As mudanças que ocorrem em um indivíduo em desenvolvimento podem ser decorrentes da simples maturação do organismo, ao invés de modificações causadas pela experiência. Em outras palavras, durante a ontogênese, o repertório comportamental pode não se modificar somente em função da prática e do aprendizado, mas também, devido às mudanças que o organismo está sofrendo em função do seu crescimento.
Pensemos sobre o comportamento de deambulação do ser humano: no começo o bebê recémnascido ainda não é capaz de suportar o seu próprio peso corporal, muito menos locomover-se sozinho. Com o tempo, será capaz de firmar a cabeça e focalizar o olhar. Mais tarde, engatinhará, sustentar-se-á em pé sozinho e apoiado, dará os primeiros passos. Finalmente, iniciará a locomoção bípede.
 As transformações envolvem processos de maturação neural e músculo-esqueletica combinados com a aprendizagem motora. A mielinização de fibras nervosas (maturação), soma-se a experiência ou a prática do exercício motor (aprendizagem) para que se desenvolva adequadamente o repertório de deambulação da espécie humana.

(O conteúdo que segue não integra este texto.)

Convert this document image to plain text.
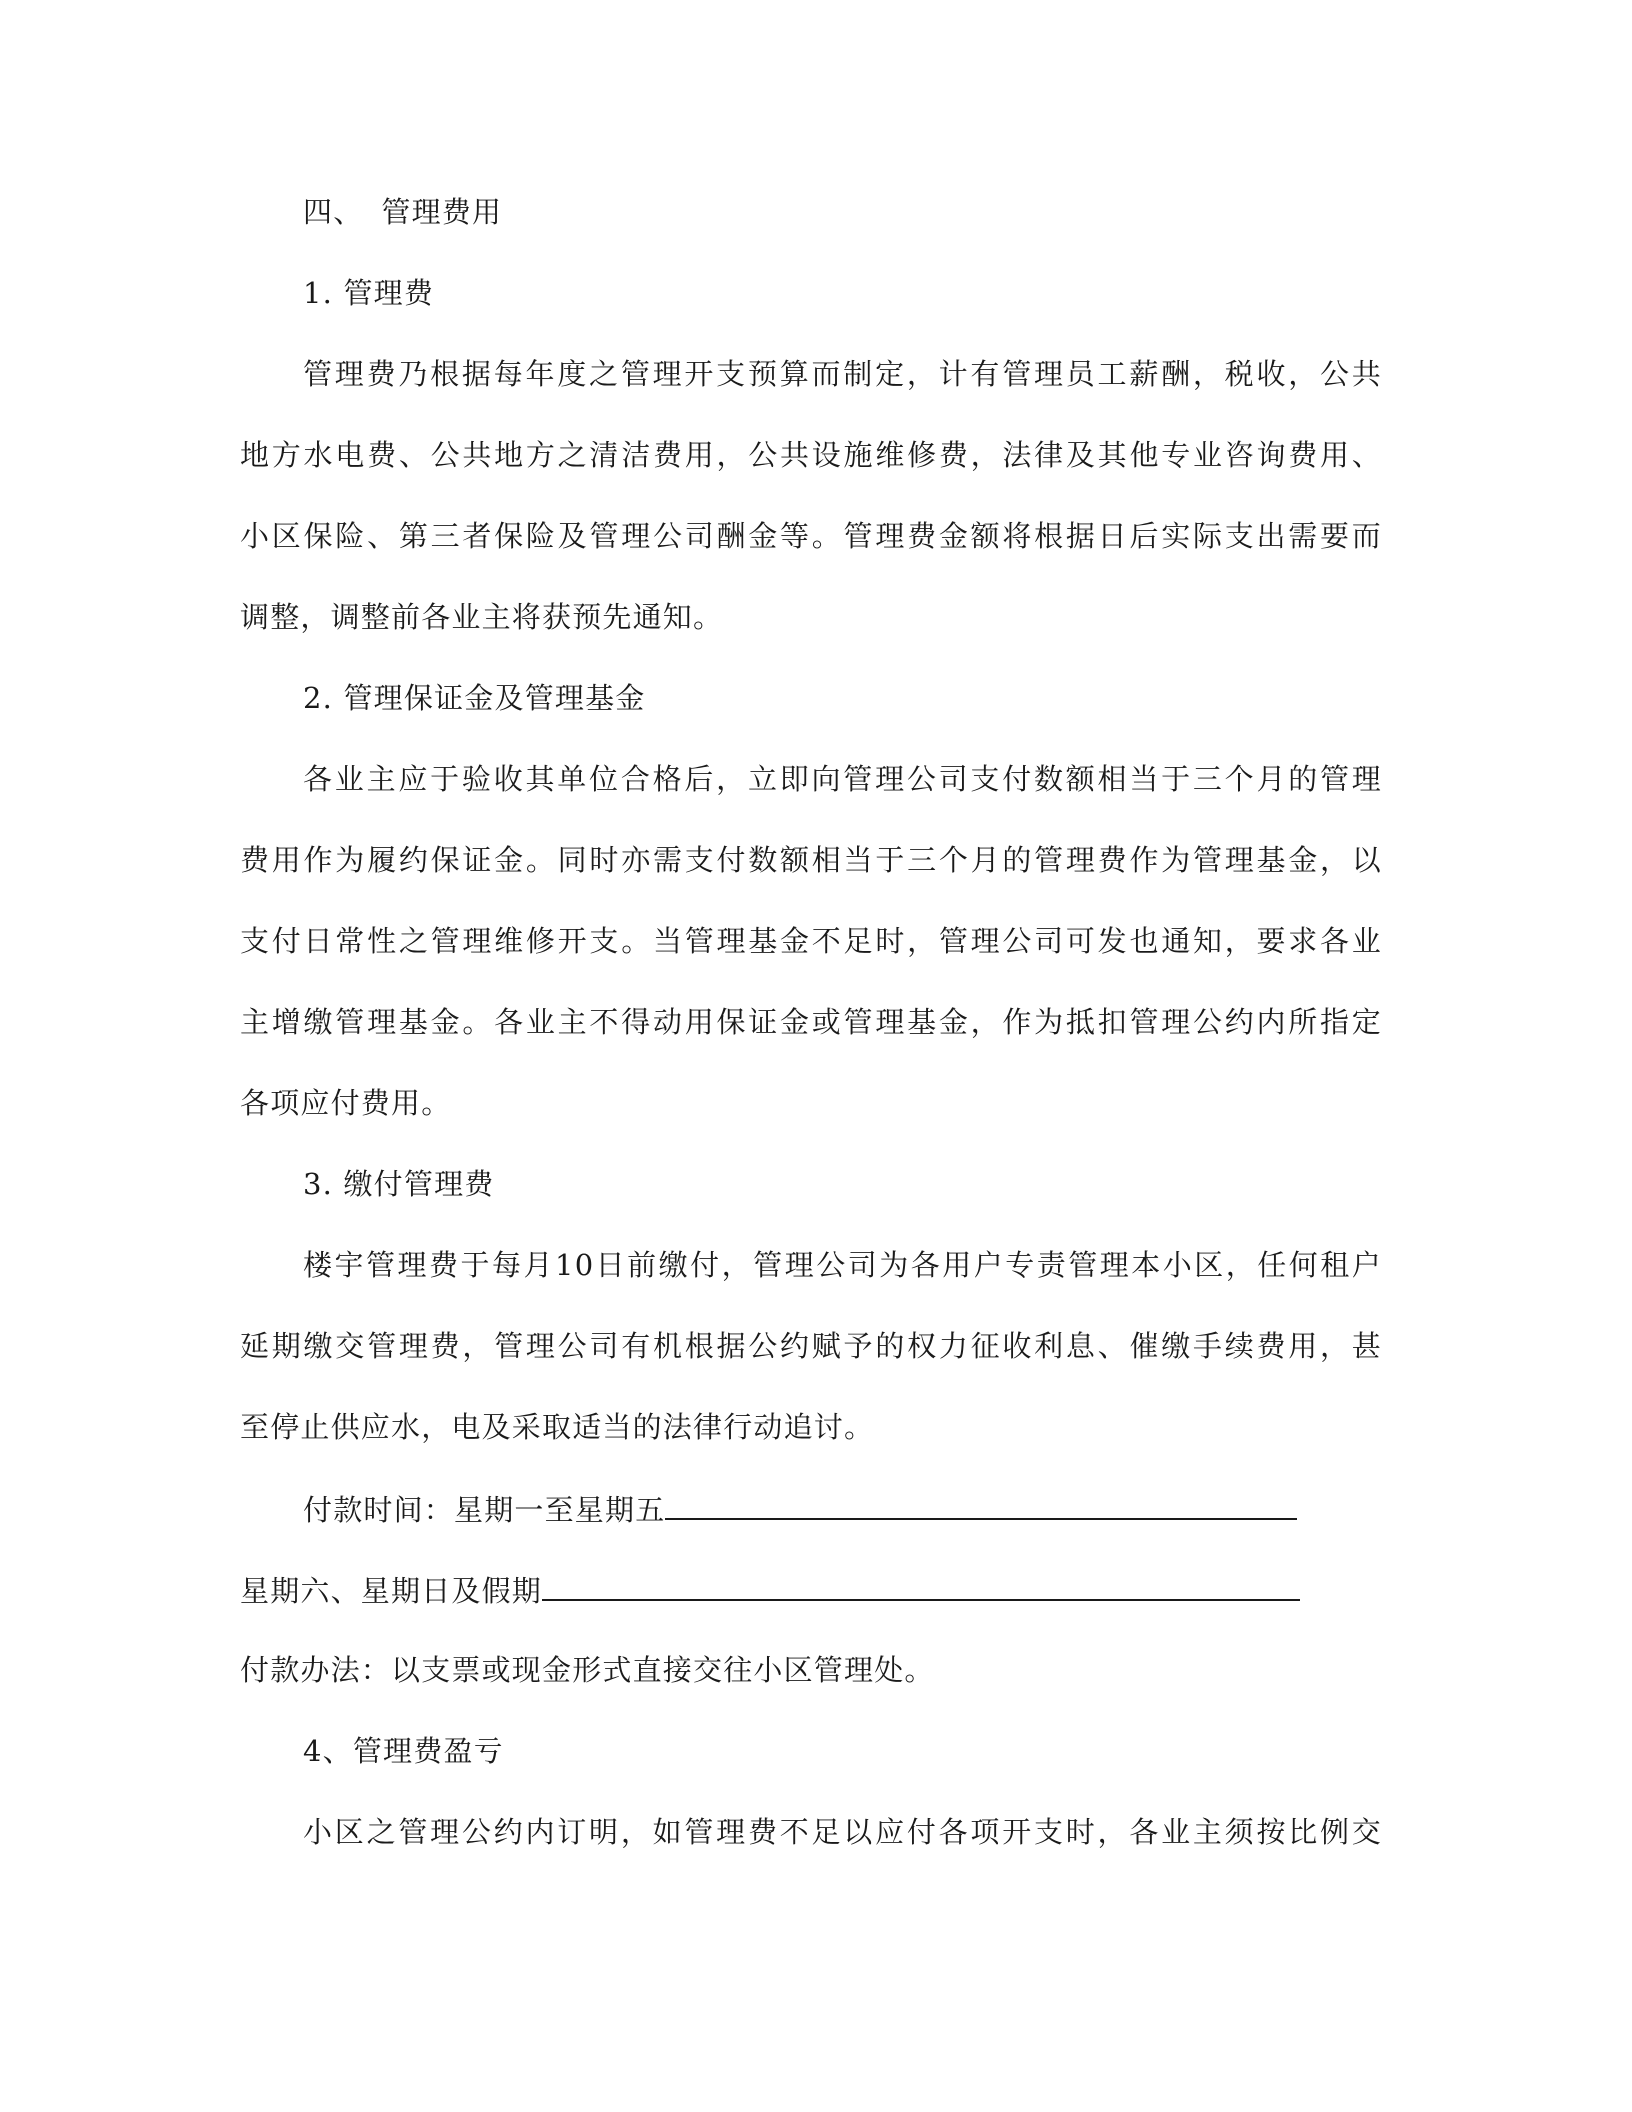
四、 管理费用
1. 管理费
管理费乃根据每年度之管理开支预算而制定，计有管理员工薪酬，税收，公共
地方水电费、公共地方之清洁费用，公共设施维修费，法律及其他专业咨询费用、
小区保险、第三者保险及管理公司酬金等。管理费金额将根据日后实际支出需要而
调整，调整前各业主将获预先通知。
2. 管理保证金及管理基金
各业主应于验收其单位合格后，立即向管理公司支付数额相当于三个月的管理
费用作为履约保证金。同时亦需支付数额相当于三个月的管理费作为管理基金，以
支付日常性之管理维修开支。当管理基金不足时，管理公司可发也通知，要求各业
主增缴管理基金。各业主不得动用保证金或管理基金，作为抵扣管理公约内所指定
各项应付费用。
3. 缴付管理费
楼宇管理费于每月10日前缴付，管理公司为各用户专责管理本小区，任何租户
延期缴交管理费，管理公司有机根据公约赋予的权力征收利息、催缴手续费用，甚
至停止供应水，电及采取适当的法律行动追讨。
付款时间：星期一至星期五
星期六、星期日及假期
付款办法：以支票或现金形式直接交往小区管理处。
4、管理费盈亏
小区之管理公约内订明，如管理费不足以应付各项开支时，各业主须按比例交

Quando Lorenz procurava compreender os mecanismos da estampagem em patos e gansos, ele testou vários estímulos: seres humanos, imitações de indivíduos adultos, etc. Evidentemente, em condições naturais, a tendência de os filhotes encontrarem outras imagens que não fossem os dos pais é praticamente nula. Em outras palavras não foi “previsto” possibilidades de fraudes como as que os experimentadores provocam artificialmente... E os pais? Devem possuir mecanismos de reconhecer os seus próprios filhotes?